Answer: For a system that is 4 times larger, one needs to do $4^3 = 64$ times as much work. So our prediction has Gauss working on a single system for 640 minutes, or more than 10 hours.
Returning to the fundamental questions about a linear system -- consistency and uniqueness -- we've discussed how the echelon form exposes consistency (by creating an equation $0 = k$ for some nonzero $k$). Now we can also discuss uniqueness.
Let's assume that the augmented matrix of a system has been transformed into the equivalent reduced echelon form:
$$ \left[\begin{array}{rrrr} 1&0&-5&1\\ 0&1&1&4\\ 0&0&0&0 \end{array}\right] $$This system is consistent. Is the solution unique?
The associated system of equations is
$$ \begin{array}{rrrrr} x_1 & & -5x_3 &=& 1\\ &x_2 & +x_3 &=& 4\\ &&0&=&0\\ \end{array} $$Variables $x_1$ and $x_2$ correspond to pivot columns. They are called basic variables. The other variable $x_3$ is a free variable.
Whenever a system is consistent, the solution set can be described explicitly by solving the reduced system of equations for the basic variables in terms of the free variables.
This operation is possible because the reduced echelon form places each basic variable in one and only one equation.
In the example, solve the first and second equations for $x_1$ and $x_2$. Ignore the third equation; it offers no restriction on the variables.
So the solution set is:
$$\begin{array}{rl} x_1 &= 1 + 5x_3\\ x_2 &= 4 - x_3\\ x_3 &\mbox{is free} \end{array} $$"$x_3$ is free" means you can choose any value for $x_3$. There are an inifinite set of solutions, each corresponding to one value of $x_3$. For instance, when $x_3 = 0$, the solution is (1,4,0); when $x_3 = 1,$ the solution is (6,3,1).
These are parametric descriptions of solutions sets. The free variables act as parameters. So solving a system amounts to finding a parametric description of the solution set (or determining that the solution set is empty).

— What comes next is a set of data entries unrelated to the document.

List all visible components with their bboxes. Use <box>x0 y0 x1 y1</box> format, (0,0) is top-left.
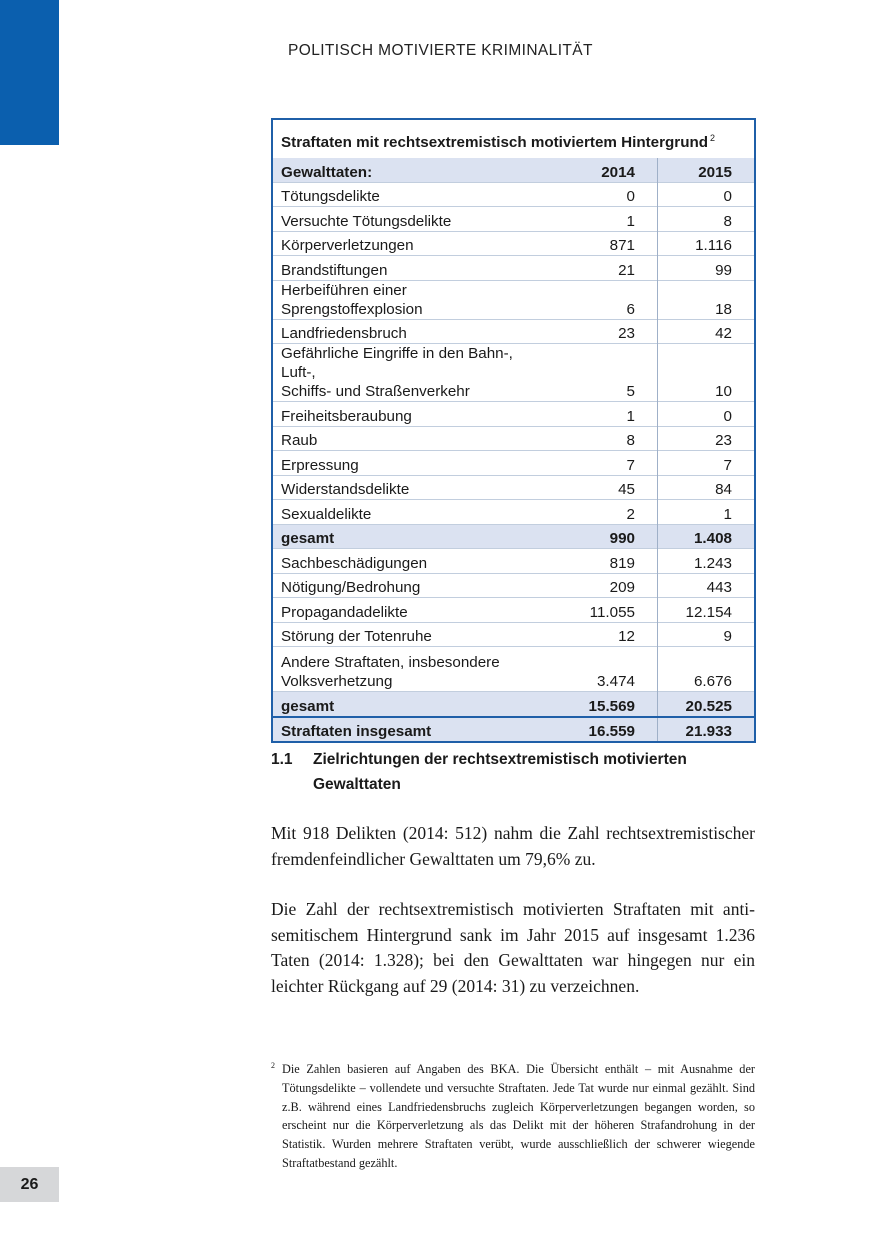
value-2014: 16.559 <box>557 717 658 742</box>
section-title: Zielrichtungen der rechtsextremistisch motivierten Gewalttaten <box>313 751 687 793</box>
header-label: Gewalttaten: <box>273 158 557 182</box>
value-2014: 11.055 <box>557 598 658 623</box>
row-label-line: Schiffs- und Straßenverkehr <box>281 383 470 400</box>
value-2015: 6.676 <box>658 647 755 692</box>
value-2015: 1.243 <box>658 549 755 574</box>
value-2015: 0 <box>658 182 755 207</box>
table-row <box>273 475 754 500</box>
table-title-text: Straftaten mit rechtsextremistisch motiviertem Hintergrund <box>281 133 709 151</box>
value-2014: 7 <box>557 451 658 476</box>
row-label: Störung der Totenruhe <box>273 622 557 647</box>
value-2015: 99 <box>658 256 755 281</box>
value-2015: 84 <box>658 475 755 500</box>
value-2015: 21.933 <box>658 717 755 742</box>
row-label-line: Gefährliche Eingriffe in den Bahn-, Luft-, <box>281 345 513 381</box>
value-2014: 990 <box>557 524 658 549</box>
section-number: 1.1 <box>271 751 293 768</box>
table-row <box>273 256 754 281</box>
body-paragraph: Die Zahl der rechtsextremistisch motivierten Straftaten mit antisemitischem Hintergrund sank im Jahr 2015 auf insgesamt 1.236 Taten (2014: 1.328); bei den Gewalttaten war hingegen nur ein leichter Rückgang auf 29 (2014: 31) zu verzeichnen. <box>271 899 755 996</box>
row-label: gesamt <box>273 524 557 549</box>
row-label: Landfriedensbruch <box>273 319 557 344</box>
body-paragraph: Mit 918 Delikten (2014: 512) nahm die Zahl rechtsextremistischer fremdenfeindlicher Gewalttaten um 79,6% zu. <box>271 823 755 869</box>
value-2015: 23 <box>658 426 755 451</box>
value-2014: 23 <box>557 319 658 344</box>
value-2014: 871 <box>557 231 658 256</box>
value-2015: 12.154 <box>658 598 755 623</box>
header-year-2015: 2015 <box>658 158 755 182</box>
blue-page-tab <box>0 0 59 145</box>
page-number: 26 <box>0 1167 59 1202</box>
table-row <box>273 402 754 427</box>
table-title-row <box>273 120 754 158</box>
row-label <box>273 344 557 402</box>
value-2014: 21 <box>557 256 658 281</box>
row-label: Erpressung <box>273 451 557 476</box>
row-label: Tötungsdelikte <box>273 182 557 207</box>
value-2014: 8 <box>557 426 658 451</box>
value-2014: 5 <box>557 344 658 402</box>
row-label: Sachbeschädigungen <box>273 549 557 574</box>
value-2014: 12 <box>557 622 658 647</box>
table-row <box>273 573 754 598</box>
value-2015: 8 <box>658 207 755 232</box>
value-2015: 0 <box>658 402 755 427</box>
value-2015: 18 <box>658 280 755 319</box>
row-label: Nötigung/Bedrohung <box>273 573 557 598</box>
row-label: Herbeiführen einer Sprengstoffexplosion <box>273 280 557 319</box>
table-row <box>273 622 754 647</box>
value-2014: 6 <box>557 280 658 319</box>
row-label: gesamt <box>273 692 557 717</box>
row-label: Brandstiftungen <box>273 256 557 281</box>
table-row <box>273 451 754 476</box>
table-row <box>273 280 754 319</box>
value-2014: 0 <box>557 182 658 207</box>
table-row <box>273 344 754 402</box>
footnote <box>271 1060 755 1173</box>
row-label <box>273 647 557 692</box>
table-row <box>273 647 754 692</box>
grand-total-row <box>273 717 754 742</box>
value-2015: 7 <box>658 451 755 476</box>
table-header-row <box>273 158 754 182</box>
value-2015: 1.408 <box>658 524 755 549</box>
value-2014: 1 <box>557 402 658 427</box>
value-2014: 819 <box>557 549 658 574</box>
table-row <box>273 319 754 344</box>
section-heading <box>271 747 755 797</box>
footnote-mark: 2 <box>271 1061 275 1070</box>
table-row <box>273 426 754 451</box>
row-label: Sexualdelikte <box>273 500 557 525</box>
value-2015: 1.116 <box>658 231 755 256</box>
value-2014: 1 <box>557 207 658 232</box>
footnote-reference: 2 <box>710 132 716 143</box>
violent-total-row <box>273 524 754 549</box>
value-2014: 15.569 <box>557 692 658 717</box>
table-row <box>273 231 754 256</box>
row-label: Raub <box>273 426 557 451</box>
row-label: Widerstandsdelikte <box>273 475 557 500</box>
row-label: Versuchte Tötungsdelikte <box>273 207 557 232</box>
table-row <box>273 598 754 623</box>
value-2015: 9 <box>658 622 755 647</box>
table-row <box>273 500 754 525</box>
value-2015: 443 <box>658 573 755 598</box>
table-row <box>273 207 754 232</box>
row-label-line: Andere Straftaten, insbesondere <box>281 654 500 671</box>
row-label: Körperverletzungen <box>273 231 557 256</box>
value-2014: 45 <box>557 475 658 500</box>
table-row <box>273 549 754 574</box>
value-2014: 209 <box>557 573 658 598</box>
row-label: Freiheitsberaubung <box>273 402 557 427</box>
running-header: POLITISCH MOTIVIERTE KRIMINALITÄT <box>288 42 593 59</box>
statistics-table <box>271 118 756 743</box>
other-total-row <box>273 692 754 717</box>
table-title <box>273 120 754 158</box>
crime-statistics-table <box>273 120 754 741</box>
value-2015: 42 <box>658 319 755 344</box>
header-year-2014: 2014 <box>557 158 658 182</box>
value-2015: 1 <box>658 500 755 525</box>
footnote-text: Die Zahlen basieren auf Angaben des BKA. Die Übersicht enthält – mit Ausnahme der Tötungsdelikte – vollendete und versuchte Straftaten. Jede Tat wurde nur einmal gezählt. Sind z.B. während eines Landfriedensbruchs zugleich Körperverletzungen begangen worden, so erscheint nur die Körperverletzung als das Delikt mit der höheren Strafandrohung in der Statistik. Wurden mehrere Straftaten verübt, wurde ausschließlich der schwerer wiegende Straftatbestand gezählt. <box>282 1062 755 1170</box>
row-label-line: Volksverhetzung <box>281 673 393 690</box>
value-2015: 20.525 <box>658 692 755 717</box>
value-2015: 10 <box>658 344 755 402</box>
row-label: Propagandadelikte <box>273 598 557 623</box>
row-label: Straftaten insgesamt <box>273 717 557 742</box>
value-2014: 2 <box>557 500 658 525</box>
value-2014: 3.474 <box>557 647 658 692</box>
table-row <box>273 182 754 207</box>
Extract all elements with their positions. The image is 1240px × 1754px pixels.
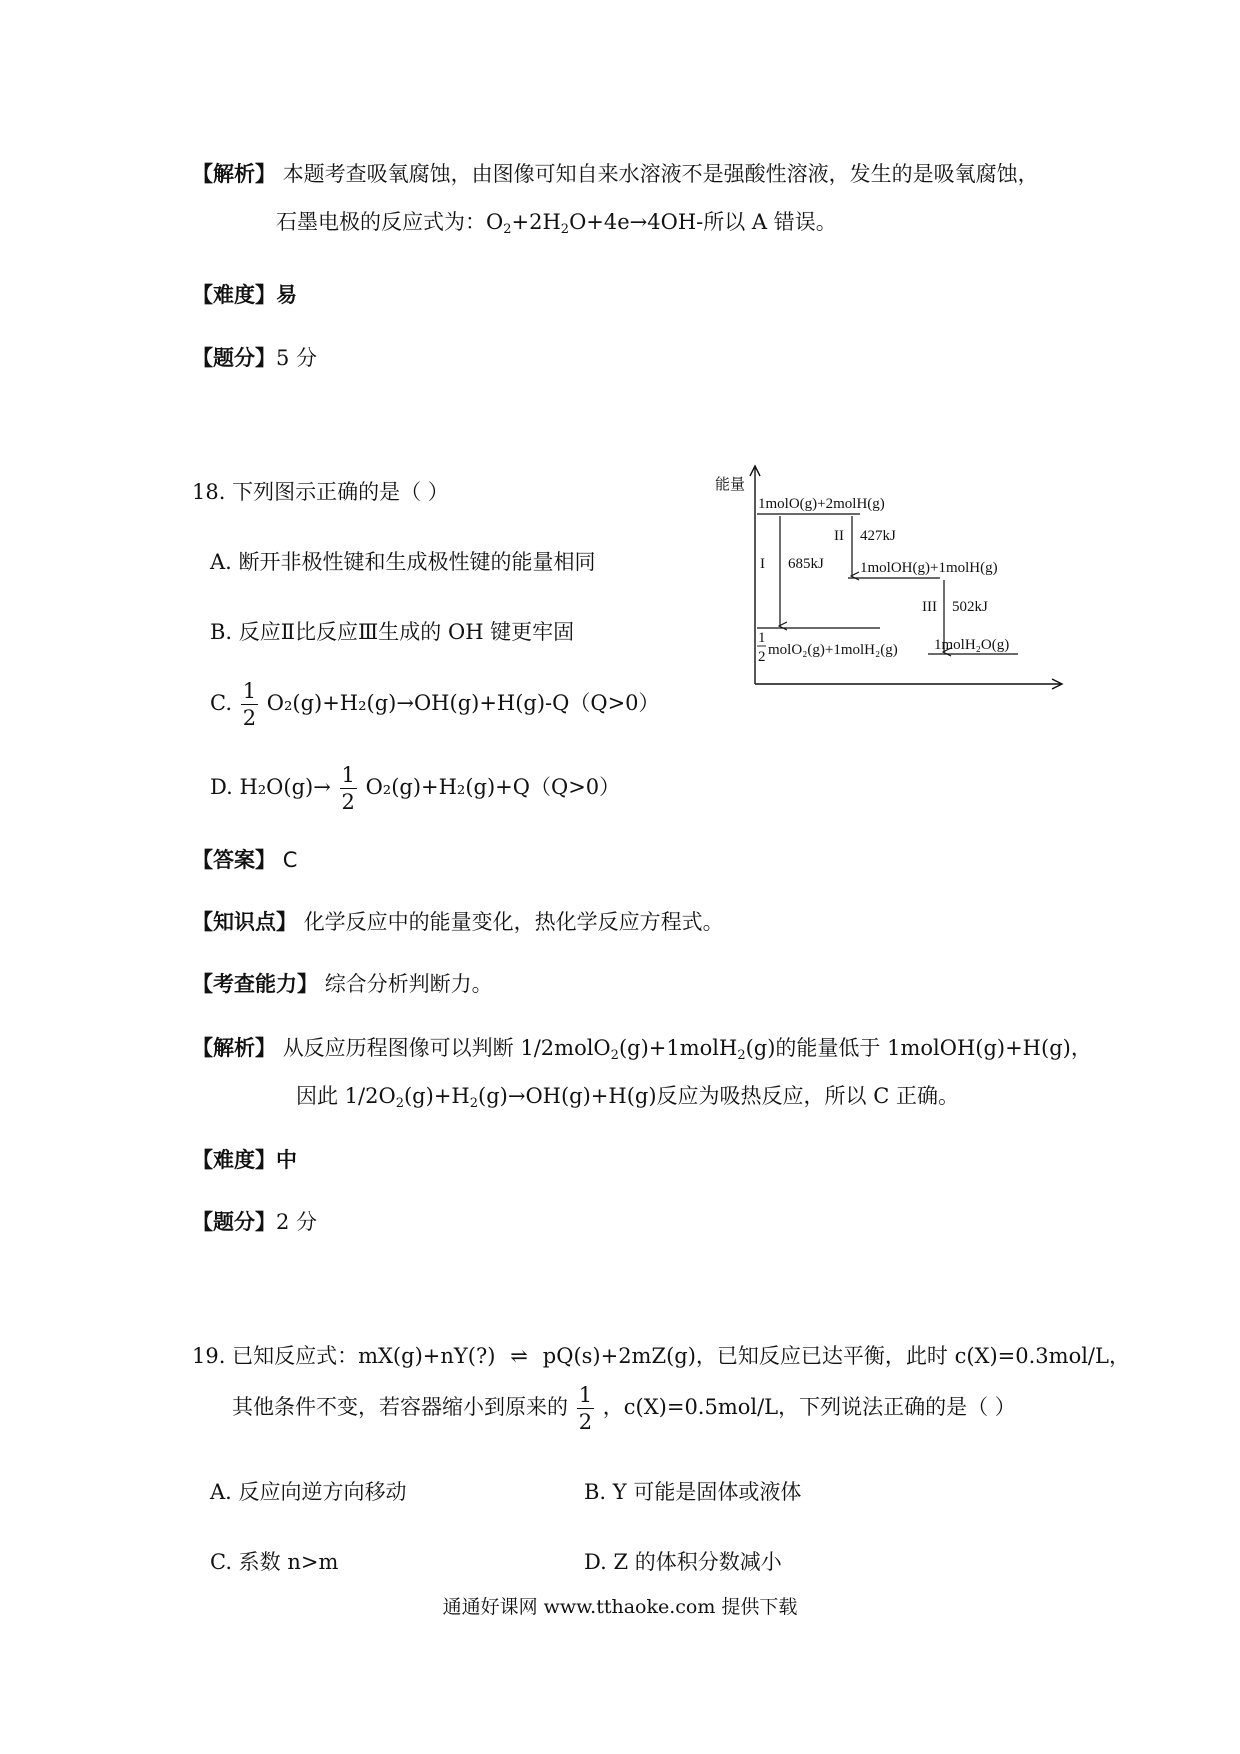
level-bottom-label: 1molH₂O(g)	[934, 637, 1010, 653]
step-II-energy: 427kJ	[860, 528, 896, 544]
energy-diagram-svg	[700, 462, 1070, 702]
level-top-label: 1molO(g)+2molH(g)	[758, 496, 885, 512]
step-III-energy: 502kJ	[952, 599, 988, 615]
level-low-frac-den: 2	[758, 649, 766, 665]
prev-analysis-line2: 石墨电极的反应式为：$O_2+2H_2O+4e\to 4OH-$所以 A 错误。	[276, 210, 837, 237]
q18-score: 【题分】2 分	[192, 1209, 318, 1234]
analysis-label: 【解析】	[192, 161, 276, 186]
step-I-energy: 685kJ	[788, 556, 824, 572]
prev-difficulty: 【难度】易	[192, 282, 297, 307]
q18-answer: 【答案】 C	[192, 847, 298, 872]
energy-diagram	[700, 462, 1070, 702]
level-low-label: molO₂(g)+1molH₂(g)	[768, 642, 898, 658]
q18-option-d: D. H₂O(g)→ $\frac{1}{2}$ O₂(g)+H₂(g)+Q（Q>0）	[210, 763, 621, 814]
q18-option-b: B. 反应Ⅱ比反应Ⅲ生成的 OH 键更牢固	[210, 620, 575, 644]
fraction: $\frac{1}{2}$	[341, 763, 355, 814]
step-I-label: I	[760, 556, 765, 572]
q19-option-c: C. 系数 n>m	[210, 1550, 339, 1574]
q18-difficulty: 【难度】中	[192, 1147, 297, 1172]
q18-knowledge: 【知识点】 化学反应中的能量变化，热化学反应方程式。	[192, 909, 724, 934]
analysis-text: 本题考查吸氧腐蚀，由图像可知自来水溶液不是强酸性溶液，发生的是吸氧腐蚀，	[282, 162, 1039, 186]
q19-stem: 19. 已知反应式：mX(g)+nY(?) ⇌ pQ(s)+2mZ(g)，已知反应已达平衡，此时 c(X)=0.3mol/L，	[192, 1344, 1130, 1368]
energy-axis-label: 能量	[715, 475, 746, 493]
q19-option-d: D. Z 的体积分数减小	[584, 1550, 782, 1574]
q18-option-a: A. 断开非极性键和生成极性键的能量相同	[210, 550, 596, 574]
q19-option-a: A. 反应向逆方向移动	[210, 1480, 407, 1504]
q18-analysis: 【解析】 从反应历程图像可以判断 1/2molO$_2$(g)+1molH$_2$(g)的能量低于 1molOH(g)+H(g)，	[192, 1035, 1092, 1063]
page-footer: 通通好课网 www.tthaoke.com 提供下载	[442, 1596, 798, 1618]
prev-score: 【题分】5 分	[192, 345, 318, 370]
q18-stem: 18. 下列图示正确的是（ ）	[192, 480, 449, 504]
fraction: $\frac{1}{2}$	[242, 679, 257, 730]
level-low-frac-num: 1	[758, 630, 766, 646]
q19-stem-line2: 其他条件不变，若容器缩小到原来的 $\frac{1}{2}$ ，c(X)=0.5mol/L，下列说法正确的是（ ）	[232, 1383, 1016, 1434]
q19-option-b: B. Y 可能是固体或液体	[584, 1480, 802, 1504]
q18-option-c: C. $\frac{1}{2}$ O₂(g)+H₂(g)→OH(g)+H(g)-Q（Q>0）	[210, 679, 660, 730]
fraction: $\frac{1}{2}$	[578, 1383, 593, 1434]
step-II-label: II	[834, 528, 844, 544]
equilibrium-arrow-icon: ⇌	[510, 1344, 528, 1368]
q18-analysis-line2: 因此 $1/2O_2(g)+H_2(g)\to OH(g)+H(g)$反应为吸热反应，所以 C 正确。	[296, 1084, 959, 1111]
q18-ability: 【考查能力】 综合分析判断力。	[192, 971, 493, 996]
level-mid-label: 1molOH(g)+1molH(g)	[860, 560, 998, 576]
prev-analysis	[192, 160, 1039, 188]
step-III-label: III	[922, 599, 937, 615]
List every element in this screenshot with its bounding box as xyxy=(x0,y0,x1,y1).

sl.hide_code_in_slideshow()
fig = plt.figure()
xmin = zmin = -4
xmax = zmax = 4
ymin = 0
ymax = 8
ax = fig.add_subplot(111, projection='3d')
ax.axes.set_xlim([xmin, xmax])
ax.axes.set_ylim([ymin, ymax])
ax.axes.set_zlim([zmin, zmax])
ax.axes.set_xlabel('$x_1$')
ax.axes.set_ylabel('$x_2$')
ax.axes.set_zlabel('$x_3$')
eq1 = [1,0,-5,1]
eq2 = [0,1,1,4]
ut.plotLinEqn3d(ax, eq1, 'Brown')
ut.plotLinEqn3d(ax, eq2, 'Green')
ut.plotIntersection3d(ax, eq1, eq2, 'Green')
plt.show()
Since there is a row of zeros in the reduced echelon form matrix, there are only two equations (rather than three) that determine the solution set. The equations
$$\begin{array}{rl} x_1 &= 1 + 5x_3\\ x_2 &= 4 - x_3\\ x_3 &\mbox{is free} \end{array} $$therefore are the equations of a line in 3-space.